W niedzielę w Mińsku protestowało ponad 100 tys. ludzi – szacował niezależny białoruski portal tut.by. A portal Nasza Niwa (nn.by) mówił o „kilkuset tysiącach” demonstrantów.
Władze uruchomiły na centralnym stołecznym placu Niepodległości głośniki systemu alarmowego miasta, włączono głośną muzykę i próbowano zagłuszyć protestujących, grzmiał z nich też głos przedstawiciela MSW, który stanowczo namawiał do rozejścia się.
Wszystko na nic, nie udawało się zagłuszyć wielotysięcznego tłumu, który skandował „Uchodzi!” (odejdź) pod adresem rządzącego od 1994 roku Aleksandra Łukaszenki. Nie pomogły też poranne programy we wszystkich rządowych stacjach radiowych, w których białoruski Komitet Śledczy groził odpowiedzialnością karną za „udział w nielegalnych protestach”.
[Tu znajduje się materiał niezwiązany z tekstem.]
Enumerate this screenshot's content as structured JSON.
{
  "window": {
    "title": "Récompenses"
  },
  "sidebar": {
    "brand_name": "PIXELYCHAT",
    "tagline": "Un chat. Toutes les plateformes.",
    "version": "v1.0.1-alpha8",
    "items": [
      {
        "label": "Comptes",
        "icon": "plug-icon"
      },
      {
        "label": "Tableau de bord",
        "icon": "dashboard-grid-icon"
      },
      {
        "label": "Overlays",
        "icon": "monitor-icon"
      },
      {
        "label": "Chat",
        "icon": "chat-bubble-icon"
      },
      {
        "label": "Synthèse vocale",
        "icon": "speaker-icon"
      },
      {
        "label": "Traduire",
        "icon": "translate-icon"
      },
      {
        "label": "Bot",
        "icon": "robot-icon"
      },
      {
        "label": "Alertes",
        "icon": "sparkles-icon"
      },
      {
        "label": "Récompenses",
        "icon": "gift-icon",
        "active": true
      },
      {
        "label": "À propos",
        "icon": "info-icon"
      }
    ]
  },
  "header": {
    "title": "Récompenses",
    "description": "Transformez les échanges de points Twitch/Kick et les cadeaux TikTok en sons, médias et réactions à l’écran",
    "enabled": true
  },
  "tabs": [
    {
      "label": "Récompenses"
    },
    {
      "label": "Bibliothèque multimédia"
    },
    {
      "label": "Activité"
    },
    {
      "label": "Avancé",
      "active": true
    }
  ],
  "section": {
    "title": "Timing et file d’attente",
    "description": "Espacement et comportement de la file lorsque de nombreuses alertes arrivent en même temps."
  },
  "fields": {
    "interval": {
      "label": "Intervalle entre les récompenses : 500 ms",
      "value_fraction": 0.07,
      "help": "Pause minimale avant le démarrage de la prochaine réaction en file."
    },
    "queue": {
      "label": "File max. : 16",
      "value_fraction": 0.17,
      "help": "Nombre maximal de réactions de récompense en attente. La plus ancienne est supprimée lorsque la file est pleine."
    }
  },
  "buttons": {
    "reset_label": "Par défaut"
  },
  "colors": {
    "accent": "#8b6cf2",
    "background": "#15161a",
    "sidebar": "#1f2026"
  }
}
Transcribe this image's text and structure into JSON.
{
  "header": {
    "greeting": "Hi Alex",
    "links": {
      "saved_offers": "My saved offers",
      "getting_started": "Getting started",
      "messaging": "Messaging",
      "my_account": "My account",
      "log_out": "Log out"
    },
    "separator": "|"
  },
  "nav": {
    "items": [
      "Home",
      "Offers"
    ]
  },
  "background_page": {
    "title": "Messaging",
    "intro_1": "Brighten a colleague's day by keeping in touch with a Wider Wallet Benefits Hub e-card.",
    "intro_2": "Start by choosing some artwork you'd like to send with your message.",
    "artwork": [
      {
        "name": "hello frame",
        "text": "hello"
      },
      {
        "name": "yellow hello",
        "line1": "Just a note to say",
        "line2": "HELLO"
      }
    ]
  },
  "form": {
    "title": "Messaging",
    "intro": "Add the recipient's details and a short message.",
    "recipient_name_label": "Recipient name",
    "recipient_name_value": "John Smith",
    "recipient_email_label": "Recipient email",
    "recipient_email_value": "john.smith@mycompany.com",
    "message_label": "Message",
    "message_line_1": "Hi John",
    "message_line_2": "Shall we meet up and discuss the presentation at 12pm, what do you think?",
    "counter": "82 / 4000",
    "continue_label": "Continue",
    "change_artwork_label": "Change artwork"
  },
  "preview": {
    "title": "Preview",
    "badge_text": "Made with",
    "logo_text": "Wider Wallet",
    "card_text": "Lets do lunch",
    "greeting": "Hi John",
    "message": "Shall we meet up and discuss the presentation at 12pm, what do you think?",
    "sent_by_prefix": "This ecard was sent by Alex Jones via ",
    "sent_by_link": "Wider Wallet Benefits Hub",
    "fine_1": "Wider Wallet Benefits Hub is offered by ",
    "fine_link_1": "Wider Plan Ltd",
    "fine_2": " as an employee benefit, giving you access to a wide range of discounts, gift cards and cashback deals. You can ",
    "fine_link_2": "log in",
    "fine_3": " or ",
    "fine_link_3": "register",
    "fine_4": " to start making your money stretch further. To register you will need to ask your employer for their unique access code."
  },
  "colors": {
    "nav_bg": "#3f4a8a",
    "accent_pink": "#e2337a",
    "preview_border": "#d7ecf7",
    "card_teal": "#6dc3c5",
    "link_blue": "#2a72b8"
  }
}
Tysiące Białorusinów już po raz kolejny wyszło na ulice Grodna, Witebska, Homla, Mohylewa, Brześcia, Mołodeczna i wielu innych miast kraju. Na nic się też zdały patrole milicji, które utrudniały dojazdy do stolicy, tworząc wielokilometrowe korki. W momencie zamknięcia tego wydania gazety protesty na Białorusi wciąż trwały.
Być albo nie być
Z placu Niepodległości po południu tłum ruszył w kierunku hotelu Planeta. Tam na protestujących czekali już żołnierze białoruskiej armii – otoczyli plac, przy którym znajduje się obelisk „Mińsk – miasto bohater” oraz Muzeum Wielkiej Wojny Ojczyźnianej, drutem kolczastym. Wcześniej minister obrony Białorusi gen. Wiktar Chrenin oznajmił, że wojsko wzięło pod kontrolę radzieckie pomniki w kraju.